Калинович остался один; он начал слегка стучать ногами. Явилась толстая горничная девка в домотканом платье и босиком.
— Пошто вы? — спросила она.
— Принимают? — сказал Калинович.
Девка выпучила на него глаза.
— Ольгунька!.. Пострел!.. С кем ты тут болтаешь? — послышался голос городничего.
Девка ушла к барину.
— Пришел какой-то, не знаю, — отвечала она.
— Да кто такой?
— Не видывала, барин, не знаю.
— Поди скажи, коли что нужно, в полицию бы пришел; а теперь некогда, — решил городничий.
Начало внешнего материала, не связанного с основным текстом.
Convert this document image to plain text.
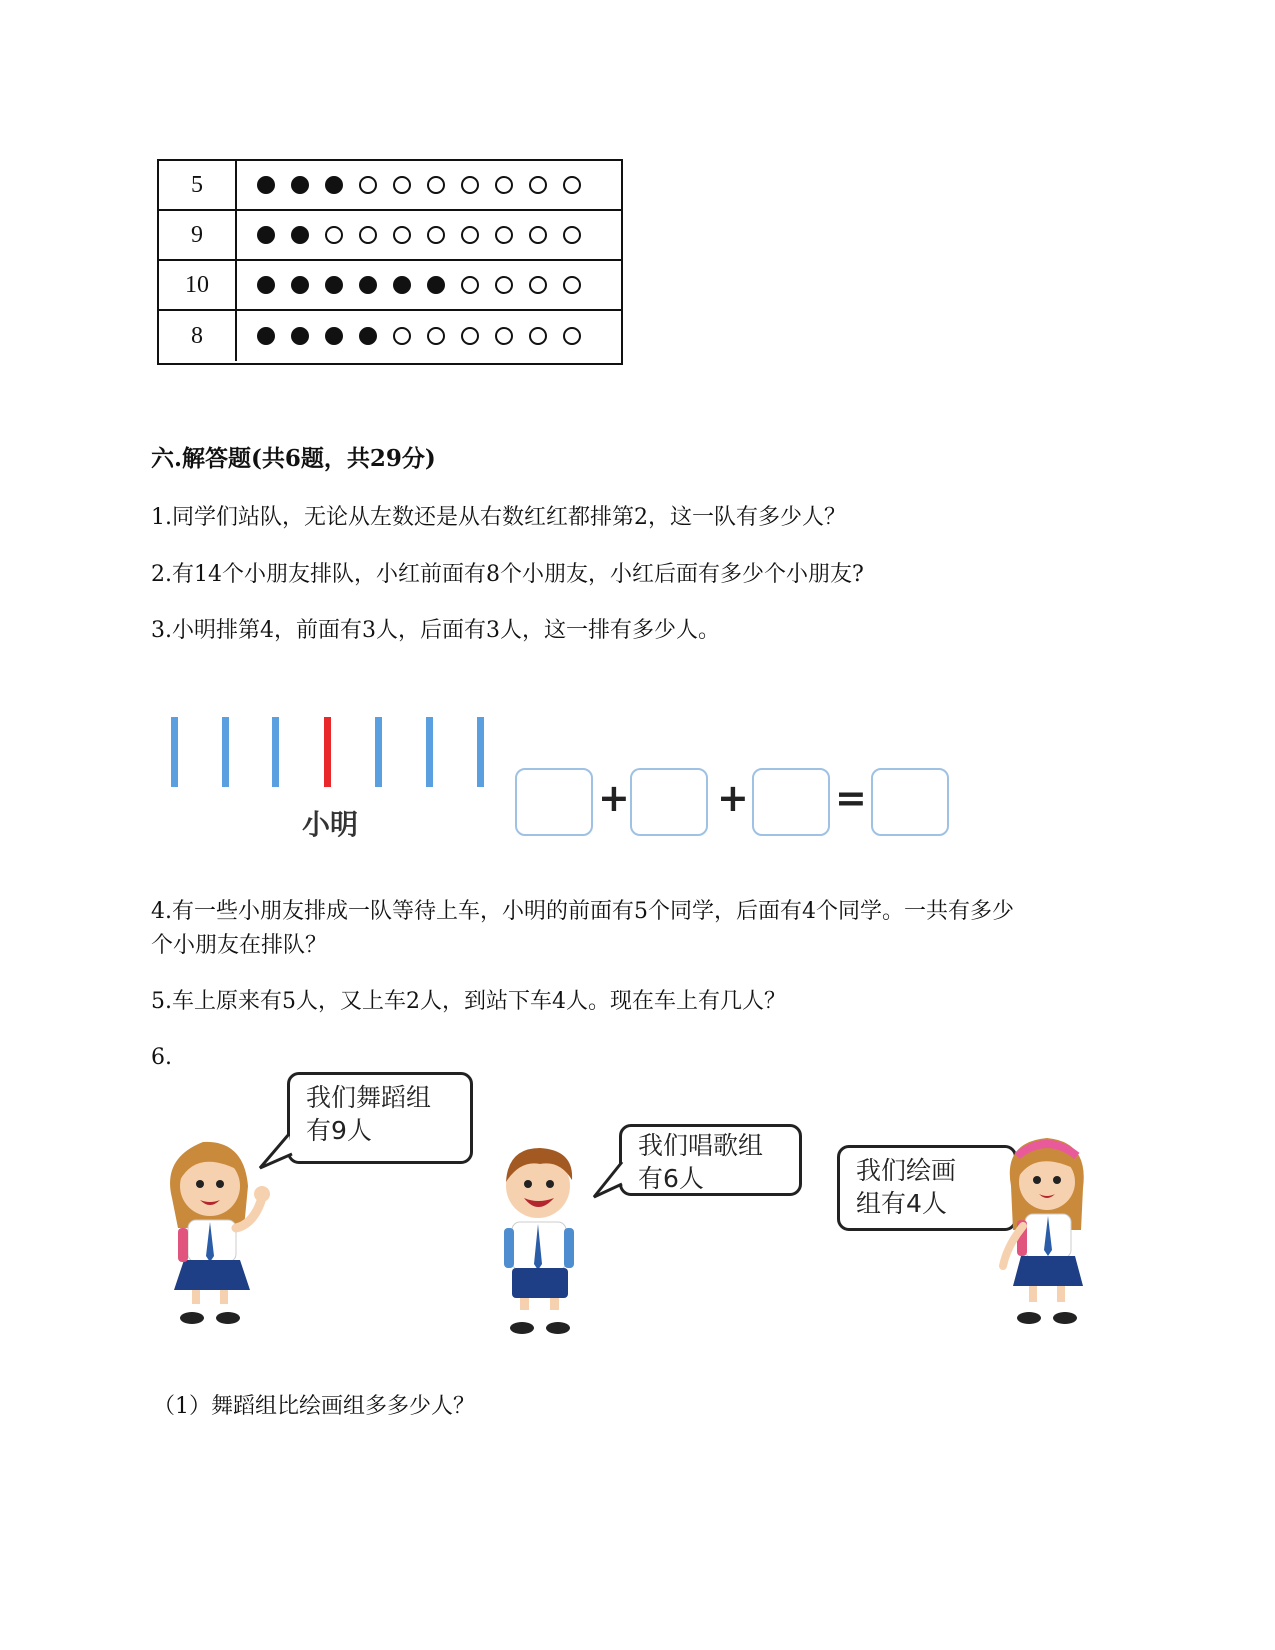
5
9
10
8
六.解答题(共6题，共29分)
1.同学们站队，无论从左数还是从右数红红都排第2，这一队有多少人？
2.有14个小朋友排队，小红前面有8个小朋友，小红后面有多少个小朋友?
3.小明排第4，前面有3人，后面有3人，这一排有多少人。
小明
+ + =
4.有一些小朋友排成一队等待上车，小明的前面有5个同学，后面有4个同学。一共有多少
个小朋友在排队？
5.车上原来有5人，又上车2人，到站下车4人。现在车上有几人？
6.
我们舞蹈组
有9人
我们唱歌组
有6人	我们绘画
组有4人
（1）舞蹈组比绘画组多多少人？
— Подьте, теперь некогда, ужо в полицию велел прийти, — повторила девка, возвратившись.
Калинович усмехнулся.
— Потрудись отдать карточку, — сказал он, подавая два билетика с загнутыми углами.
— Барину, что ли? — спросила девка.
— Барину, — отвечал Калинович и ушел.
«Это звери, а не люди!» — проговорил он, садясь на дрожки, и решился было не знакомиться ни с кем более из чиновников; но, рассудив, что для парадного визита к генеральше было еще довольно рано, и увидев на ближайшем доме почтовую вывеску, велел подвезти себя к выходившему на улицу крылечку. Почтмейстер, видно, жил крепко: дверь у него одного в целом городе была заперта и приделан был к ней колокольчик. Калинович по крайней мере раз пять позвонил, наконец на лестнице послышались медленные шаги, задвижка щелкнула, и в дверях показался высокий, худой старик, с испитым лицом, в белом вязаном колпаке, в круглых очках и в длинном, сильно поношенном сером сюртуке.
— У себя господин почтмейстер? — спросил Калинович.
— Я самый, сударь, почтмейстер. Чем могу служить? — отвечал старик протяжным, ровным и сиповатым голосом.
Калинович объяснил, что приехал с визитом.
— А!.. Очень вам, сударь, благодарен. Милости прошу, — сказал почтмейстер и повел своего гостя через длинную и холодную залу, на стенах которой висели огромные масляной работы картины, до того тусклые и мрачные, что на первый взгляд невозможно было определить их содержание. На всех почти окнах стоял густо разросшийся герань, от которого распространялся сильный, удушливый запах. В следующей комнате, куда привел хозяин гостя своего, тоже висело несколько картин такого же колорита; во весь почти передний угол стояла кивота с образами; на дубовом некрашеном столе лежала раскрытая и повернутая корешком вверх книга, в пергаментном переплете; перед столом у стены висело очень хорошей работы костяное распятие; стулья были некрашеные, дубовые, высокие, с жесткими кожаными подушками. Посадив Калиновича, почтмейстер уставил на него сквозь очки глаза и молчал. Калинович тоже не заговаривал.
— Вы изволили, стало быть, поступить на место господина Годнева? — спросил, наконец, хозяин.
— Да-с, — отвечал Калинович.
— Так, сударь, так; место ваше хорошее: предместник ваш вел жизнь роскошную и состоянье еще приобрел… Хорошее место!.. — заключил он протяжно.
Калинович сделал гримасу.
— А напредь сего какую службу имели? — спросил, помолчав, хозяин.
— Я всего два года вышел из Московского университета и не служил еще.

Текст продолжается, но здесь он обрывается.